Maybe Maya hadn’t been so far off when she called what he did to them magic. He’d waved an odd-looking key at her and she’d fallen into a trance. He’d done this not only to her, but to Aubrey as well. And Cristina. And his own father. It was as if Frank had cast a spell on all of them.
* * *
— Maya began to cut her mirtazapine pills in half as she neared the end of the bottle prescribed to her at urgent care; then she cut them into quarters. Little by little, she relearned how to fall asleep naturally, though it would be a while before her brain fully healed.

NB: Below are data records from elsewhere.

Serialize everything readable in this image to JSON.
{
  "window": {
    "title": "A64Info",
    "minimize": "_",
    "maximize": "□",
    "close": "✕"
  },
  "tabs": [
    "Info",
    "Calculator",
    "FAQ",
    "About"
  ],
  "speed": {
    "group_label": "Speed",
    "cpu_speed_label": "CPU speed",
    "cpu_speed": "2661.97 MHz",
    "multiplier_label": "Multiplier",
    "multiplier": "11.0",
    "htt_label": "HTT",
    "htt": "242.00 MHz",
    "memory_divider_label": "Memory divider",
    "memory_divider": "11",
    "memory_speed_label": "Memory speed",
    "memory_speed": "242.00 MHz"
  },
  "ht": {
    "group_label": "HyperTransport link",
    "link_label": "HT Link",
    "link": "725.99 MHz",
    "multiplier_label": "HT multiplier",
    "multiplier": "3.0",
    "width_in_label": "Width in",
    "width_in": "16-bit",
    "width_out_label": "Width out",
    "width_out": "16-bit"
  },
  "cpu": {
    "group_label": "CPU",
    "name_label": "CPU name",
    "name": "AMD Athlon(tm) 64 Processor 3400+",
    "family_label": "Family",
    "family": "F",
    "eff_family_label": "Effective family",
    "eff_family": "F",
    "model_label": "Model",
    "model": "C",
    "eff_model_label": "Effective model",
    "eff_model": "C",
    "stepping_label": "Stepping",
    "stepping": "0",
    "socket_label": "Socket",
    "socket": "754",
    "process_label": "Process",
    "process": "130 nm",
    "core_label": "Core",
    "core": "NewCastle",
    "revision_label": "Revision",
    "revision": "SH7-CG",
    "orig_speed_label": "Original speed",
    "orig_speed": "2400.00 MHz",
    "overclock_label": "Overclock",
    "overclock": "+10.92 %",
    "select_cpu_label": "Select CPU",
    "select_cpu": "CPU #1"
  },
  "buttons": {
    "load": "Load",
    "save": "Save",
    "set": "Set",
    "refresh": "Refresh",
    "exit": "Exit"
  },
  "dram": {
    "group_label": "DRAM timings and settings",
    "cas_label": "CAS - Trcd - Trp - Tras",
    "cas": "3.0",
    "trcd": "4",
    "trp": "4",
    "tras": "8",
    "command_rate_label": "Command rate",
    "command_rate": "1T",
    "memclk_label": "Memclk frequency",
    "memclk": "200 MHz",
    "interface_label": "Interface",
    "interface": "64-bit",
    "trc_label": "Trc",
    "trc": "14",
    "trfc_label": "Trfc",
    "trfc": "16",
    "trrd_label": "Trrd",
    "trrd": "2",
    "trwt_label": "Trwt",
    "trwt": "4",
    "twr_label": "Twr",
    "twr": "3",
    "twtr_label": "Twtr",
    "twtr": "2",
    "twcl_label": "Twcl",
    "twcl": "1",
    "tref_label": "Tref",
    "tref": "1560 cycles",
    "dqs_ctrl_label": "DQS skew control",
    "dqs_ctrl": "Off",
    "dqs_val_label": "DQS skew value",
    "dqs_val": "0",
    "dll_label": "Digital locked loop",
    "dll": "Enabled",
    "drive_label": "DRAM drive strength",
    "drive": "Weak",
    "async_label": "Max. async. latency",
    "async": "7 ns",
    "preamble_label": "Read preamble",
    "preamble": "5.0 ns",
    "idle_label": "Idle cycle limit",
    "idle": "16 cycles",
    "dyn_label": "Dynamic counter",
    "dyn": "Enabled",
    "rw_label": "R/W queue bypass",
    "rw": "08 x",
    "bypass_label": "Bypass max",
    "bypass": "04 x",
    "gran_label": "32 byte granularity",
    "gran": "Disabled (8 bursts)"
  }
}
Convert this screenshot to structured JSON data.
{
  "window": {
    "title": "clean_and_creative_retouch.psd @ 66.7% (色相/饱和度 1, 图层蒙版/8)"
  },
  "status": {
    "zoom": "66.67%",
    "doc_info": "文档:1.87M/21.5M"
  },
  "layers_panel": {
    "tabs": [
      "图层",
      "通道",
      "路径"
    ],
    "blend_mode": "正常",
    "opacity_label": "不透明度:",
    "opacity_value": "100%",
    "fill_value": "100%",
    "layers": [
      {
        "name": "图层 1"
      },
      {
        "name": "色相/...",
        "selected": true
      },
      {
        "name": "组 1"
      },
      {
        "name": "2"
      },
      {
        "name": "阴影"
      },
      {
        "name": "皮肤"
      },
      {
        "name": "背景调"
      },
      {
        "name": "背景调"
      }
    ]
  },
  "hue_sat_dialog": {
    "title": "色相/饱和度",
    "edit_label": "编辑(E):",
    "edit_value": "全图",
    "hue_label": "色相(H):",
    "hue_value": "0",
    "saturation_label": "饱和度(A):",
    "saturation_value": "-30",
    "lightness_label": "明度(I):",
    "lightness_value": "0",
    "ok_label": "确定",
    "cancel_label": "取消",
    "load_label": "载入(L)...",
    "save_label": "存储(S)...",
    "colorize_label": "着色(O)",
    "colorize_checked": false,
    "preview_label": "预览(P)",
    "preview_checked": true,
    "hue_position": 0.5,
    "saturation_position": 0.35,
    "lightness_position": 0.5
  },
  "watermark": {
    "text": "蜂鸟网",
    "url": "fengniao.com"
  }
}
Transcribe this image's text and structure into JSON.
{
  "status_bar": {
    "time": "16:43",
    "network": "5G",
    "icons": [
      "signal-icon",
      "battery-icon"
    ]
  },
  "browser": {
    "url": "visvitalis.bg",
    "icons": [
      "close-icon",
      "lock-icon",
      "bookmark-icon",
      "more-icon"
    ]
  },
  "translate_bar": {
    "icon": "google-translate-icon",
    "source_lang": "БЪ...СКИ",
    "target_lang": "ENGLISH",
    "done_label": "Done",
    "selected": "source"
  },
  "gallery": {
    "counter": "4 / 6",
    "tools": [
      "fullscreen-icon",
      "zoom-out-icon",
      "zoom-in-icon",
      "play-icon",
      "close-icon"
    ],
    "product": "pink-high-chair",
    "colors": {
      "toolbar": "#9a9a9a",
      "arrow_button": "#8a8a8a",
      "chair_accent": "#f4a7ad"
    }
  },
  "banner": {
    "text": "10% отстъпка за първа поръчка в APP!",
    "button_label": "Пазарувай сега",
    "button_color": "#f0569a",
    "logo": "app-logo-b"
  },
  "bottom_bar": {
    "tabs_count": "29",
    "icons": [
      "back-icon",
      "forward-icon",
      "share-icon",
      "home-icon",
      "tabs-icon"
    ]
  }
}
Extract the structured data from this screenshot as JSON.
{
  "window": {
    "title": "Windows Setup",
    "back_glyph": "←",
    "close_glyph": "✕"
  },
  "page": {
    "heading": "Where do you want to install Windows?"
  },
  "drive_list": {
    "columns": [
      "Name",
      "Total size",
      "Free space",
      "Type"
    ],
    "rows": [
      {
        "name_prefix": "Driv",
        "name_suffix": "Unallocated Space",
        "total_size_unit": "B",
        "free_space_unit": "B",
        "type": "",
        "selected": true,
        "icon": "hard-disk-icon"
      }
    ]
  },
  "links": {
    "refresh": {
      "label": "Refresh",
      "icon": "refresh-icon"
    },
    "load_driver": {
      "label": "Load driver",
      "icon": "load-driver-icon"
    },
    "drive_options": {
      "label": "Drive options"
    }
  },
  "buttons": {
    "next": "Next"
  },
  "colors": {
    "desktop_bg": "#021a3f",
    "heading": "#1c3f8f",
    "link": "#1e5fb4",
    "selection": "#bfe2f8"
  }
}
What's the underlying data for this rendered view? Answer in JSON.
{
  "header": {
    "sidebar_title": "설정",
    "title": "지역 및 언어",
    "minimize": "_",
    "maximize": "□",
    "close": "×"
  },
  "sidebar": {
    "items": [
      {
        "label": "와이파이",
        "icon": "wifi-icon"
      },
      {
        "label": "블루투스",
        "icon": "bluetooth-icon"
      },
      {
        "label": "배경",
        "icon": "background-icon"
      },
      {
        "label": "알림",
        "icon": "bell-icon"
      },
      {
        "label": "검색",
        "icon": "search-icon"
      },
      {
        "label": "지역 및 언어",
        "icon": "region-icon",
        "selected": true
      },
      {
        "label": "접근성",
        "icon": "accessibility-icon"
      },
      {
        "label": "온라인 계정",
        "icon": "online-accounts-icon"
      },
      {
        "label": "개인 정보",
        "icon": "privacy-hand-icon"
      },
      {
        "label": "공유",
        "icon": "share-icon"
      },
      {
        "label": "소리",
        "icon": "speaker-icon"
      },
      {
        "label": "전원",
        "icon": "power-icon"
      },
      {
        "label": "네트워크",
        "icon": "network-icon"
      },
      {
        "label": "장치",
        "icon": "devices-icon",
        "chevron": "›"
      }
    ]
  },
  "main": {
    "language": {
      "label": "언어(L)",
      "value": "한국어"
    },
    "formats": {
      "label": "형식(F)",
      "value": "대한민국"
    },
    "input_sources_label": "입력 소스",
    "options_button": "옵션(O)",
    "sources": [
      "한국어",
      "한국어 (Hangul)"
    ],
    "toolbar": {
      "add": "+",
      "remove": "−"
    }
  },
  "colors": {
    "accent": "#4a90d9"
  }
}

She’d been attending AA meetings for almost a month and couldn’t tell if they were helping, if it was the mirtazapine, or if the truth was that she wasn’t an alcoholic. But she hadn’t had a drop since the night she confronted Frank at the Whistling Pig, and the only time she really missed it, the only time she felt like she absolutely needed a gin and tonic or she was going to lose her mind, was around dawn when she woke from another dream she couldn’t remember and couldn’t fall back asleep.